One of the more interesting extra-musical things to observe in jazz is how the connections between musicians happen, and then, of course, how those connections affect the music they produce.
In 1993, Martin Speake connected with Paul Motian, and they toured as a trio with bassist Mick Hutton, playing both Speake's and Motian's compositions. Fast forward seven years to 2000 and Speake added Bobo Stenson to the group, playing and composing music that was sensitive to both Motian's and Stenson's jazz conception. Stenson's Goodbye
(ECM, 2005) is a direct result of Stenson and Motian playing together in Speake's band.

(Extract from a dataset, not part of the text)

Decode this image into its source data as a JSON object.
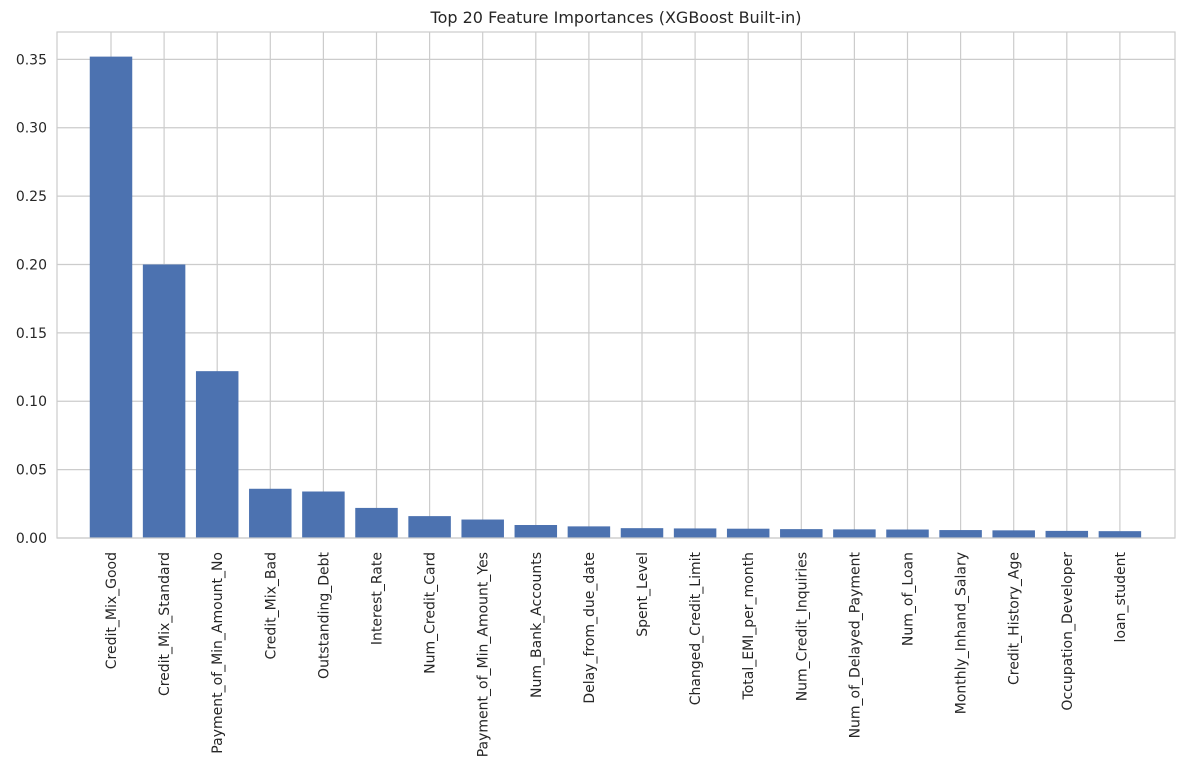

A delightful album, Change Of Heart
has the perfect mix of understated playing and melodies that are direct, yet full of surprising turns of phrase and varied musical development. While it's entirely comprised of Speake compositions, it sounds at times very much like Motian's Garden of Eden
(ECM, 2006) in the way the floating quality of Speake's phrasing is reinforced by Motian's drums and his very cool (meaning reserved, understated and thoughtful) sound, which evokes Chris Cheek's work on the Motian album.
Thus, Speake's response to Motian is clearly audible. Stenson
is remarkably adept at fitting chameleon-like into any role, still being totally himself. While he might also be described as a cool player, the pianist always adds intensity to every note and phrase he plays.

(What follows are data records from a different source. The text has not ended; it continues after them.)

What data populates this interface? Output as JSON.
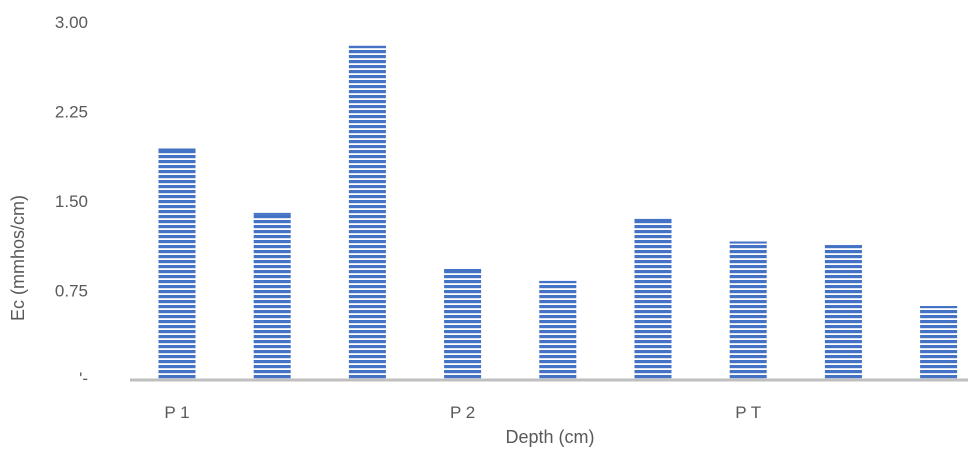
{
  "chart_data": {
    "type": "bar",
    "xlabel": "Depth (cm)",
    "ylabel": "Ec (mmhos/cm)",
    "ylim": [
      0,
      3.0
    ],
    "y_ticks": [
      "'-",
      "0.75",
      "1.50",
      "2.25",
      "3.00"
    ],
    "group_labels": [
      "P 1",
      "P 2",
      "P T"
    ],
    "values": [
      1.94,
      1.4,
      2.8,
      0.93,
      0.83,
      1.35,
      1.16,
      1.13,
      0.62
    ],
    "bar_color": "#4472C4",
    "stripe_color": "#ffffff",
    "axis_color": "#BFBFBF",
    "grid": false
  }
}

Speake's alto tone is quite interesting, and if you close your eyes, it sounds at times like a trumpet with some kind of subtle mute. His phrasing has a strong vocal quality as he sings through his horn. The album's melodies take their time to unfold, and this quality is echoed in the way the tracks proceed and how each member of the group adds to the mix, yielding music with an organic wholeness.
For me, the essence of Change Of Heart
is evident in the last track, "In Code." Introduced by Hutton alone on bass, an atmosphere of mystery and suspense is created, only to be intensified by the entrance of Motian and Stenson. As Speake plays the theme, supported mostly by a pedal tone, Stenson echoes and embellishes each phrase. The music washes upon the shores as Speake jumps into a higher range, as if to try to escape from the pedal anchor. Stenson replies with a magnificent solo that encapsulates his cool blue burning intensity and leads seamlessly to Speake's recap.
Simple directness, overtly beautiful, cool and compact: just wonderful.